The cloudformation template automatically creates 8 conditions as given below:
- 1. SQL injection
- 2. Cross site scripting
- 3. HTTP flooding
- 4. IP match condition
- 5. String match condition
- 6. Scanner and probe protection
- 7. Reputation list
- 8. Bad bot protection
- 1. SQL injection:
A SQL injection match condition identifies the part of web requests, such as a header or a query string, that you want AWS WAF to inspect for malicious SQL code. In AWS WAF, you create SQL injection match condition and specify if you want to allow or deny requests that are like to contain malicious SQL code.
- 2. Cross Site Scripting:
It identifies the part of web requests, such as a header or a query string that you want AWS WAF to inspect for malicious scripts. While creating cross-site scripting condition, you need to specify the filters which indicate the part of request you need to inspect. We can specify the part of the request that we want to inspect using WAF, such as header, body URI or query string etc. for a single query parameter or all query parameters that you define. In single query parameter, you are inspecting the values for the defined parameters while in all query parameters; WAF inspects all the parameter values within the query string for the possible malicious script. You can create more filters to a condition or create the separate condition for each filter as per your requirement.
- 3. HTTP Flooding:
This condition is a rate based for HTTP flood protection that allows you to specify the limit of HTTP request coming from a particular user on the basis of which one can deny the request once the limit reaches the threshold.
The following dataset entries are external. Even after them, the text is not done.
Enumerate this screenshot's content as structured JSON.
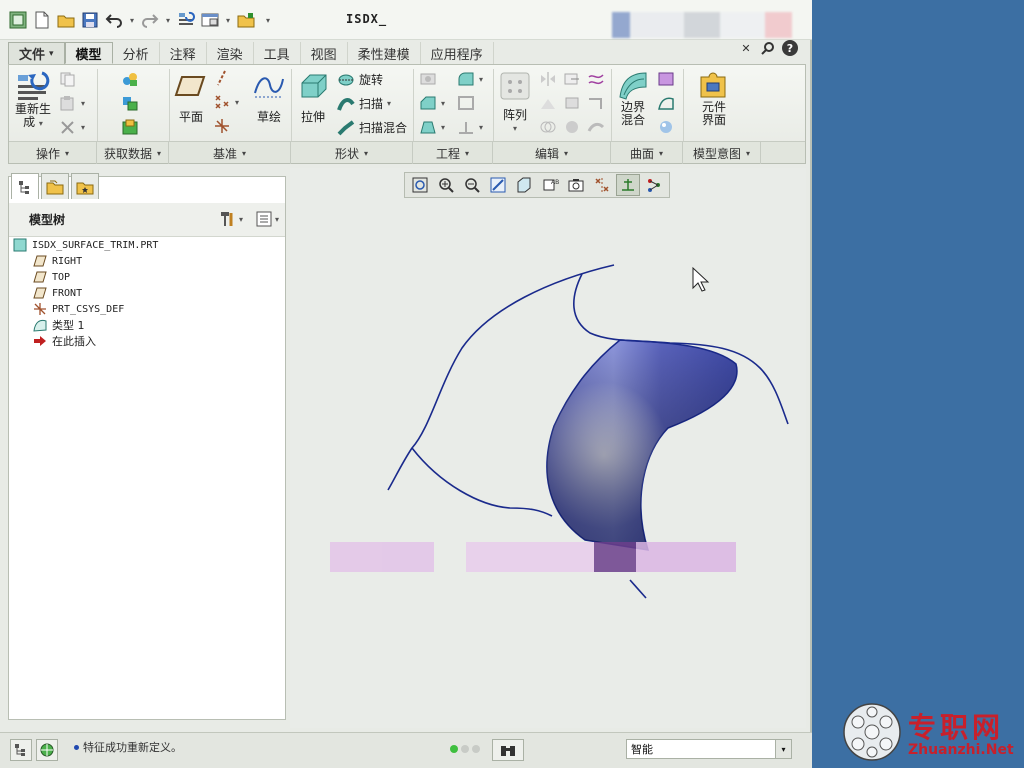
{
  "title": "ISDX_",
  "tabs": [
    {
      "label": "文件",
      "dropdown": "▾"
    },
    {
      "label": "模型"
    },
    {
      "label": "分析"
    },
    {
      "label": "注释"
    },
    {
      "label": "渲染"
    },
    {
      "label": "工具"
    },
    {
      "label": "视图"
    },
    {
      "label": "柔性建模"
    },
    {
      "label": "应用程序"
    }
  ],
  "ribbon": {
    "regenerate_line1": "重新生",
    "regenerate_line2": "成",
    "plane": "平面",
    "sketch": "草绘",
    "extrude": "拉伸",
    "revolve": "旋转",
    "sweep": "扫描",
    "swept_blend": "扫描混合",
    "pattern": "阵列",
    "boundary_line1": "边界",
    "boundary_line2": "混合",
    "component_line1": "元件",
    "component_line2": "界面",
    "groups": [
      "操作",
      "获取数据",
      "基准",
      "形状",
      "工程",
      "编辑",
      "曲面",
      "模型意图"
    ]
  },
  "model_tree": {
    "title": "模型树",
    "root": "ISDX_SURFACE_TRIM.PRT",
    "items": [
      {
        "label": "RIGHT",
        "icon": "datum-plane-icon"
      },
      {
        "label": "TOP",
        "icon": "datum-plane-icon"
      },
      {
        "label": "FRONT",
        "icon": "datum-plane-icon"
      },
      {
        "label": "PRT_CSYS_DEF",
        "icon": "csys-icon"
      },
      {
        "label": "类型 1",
        "icon": "style-feature-icon"
      },
      {
        "label": "在此插入",
        "icon": "insert-here-arrow-icon"
      }
    ]
  },
  "status": {
    "message": "特征成功重新定义。",
    "filter_value": "智能",
    "filter_arrow": "▾"
  },
  "watermark": {
    "cn": "专职网",
    "en": "Zhuanzhi.Net"
  },
  "colors": {
    "desktop": "#3c6fa3",
    "surface": "#5a66c4",
    "curve": "#1a2a8c",
    "watermark": "#c8202b"
  }
}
By default, the threshold is set at 2000 which can be changed as per the requirement.
- 4. IP match condition:
In IP match condition, we can track from where the request has been originated on the basis of which we can allow/deny the request from the specified IP address.
- 5. String match condition:
This condition searches for a specified string value in a header or in a query string on the basis of which we can allow/deny a particular request. We can take the part of request where we want to put the filter on like a body, header or query etc. Then we need to the value to match in a request that needs to be inspected. We can also set up multiple values to match in a request.
- 6. Scanner and probe protection:
With the WAF setup using default cloud formation template, it also creates a lambda function which parses into the logs created by CloudFront distribution or Application load balancer that further counts the no. of malicious requests from a particular IP address and updates WAF to block the source IP address.
- 7. Reputation List:
The AWS WAF solution parses into the reputation list of IP address maintained by attackers like malware distributors, spammers and bots maintained by some organizations and help to block malicious IP addresses.
- 8. Bad bot protection:
The standard Waf & Shield is currently parsed CloudFront logs sent to an s3 bucket. S3 bucket would trigger SNS or a Lambda function directly whenever it receives a new gzipped log file. The Lambda function will then downloads that file, parse it for malicious requests, and block the associated IP addresses. The waf-block-bad-behaving and waf-reactive-blacklist functions in the repo are linked to CloudFront. Occasionally, we will see signatures for bad bots in the user-agent string of the request. The CloudFront logs will show the user-agent string, so we could potentially parse that and block associated IPs accordingly.
One can also create more custom conditions and link it to a particular web ACL as per requirements.
Once these rules and conditions are configured then we need to protect our AWS resources like CloudFront or Application load balancer and raise a ticket seeking support with AWS DRT team.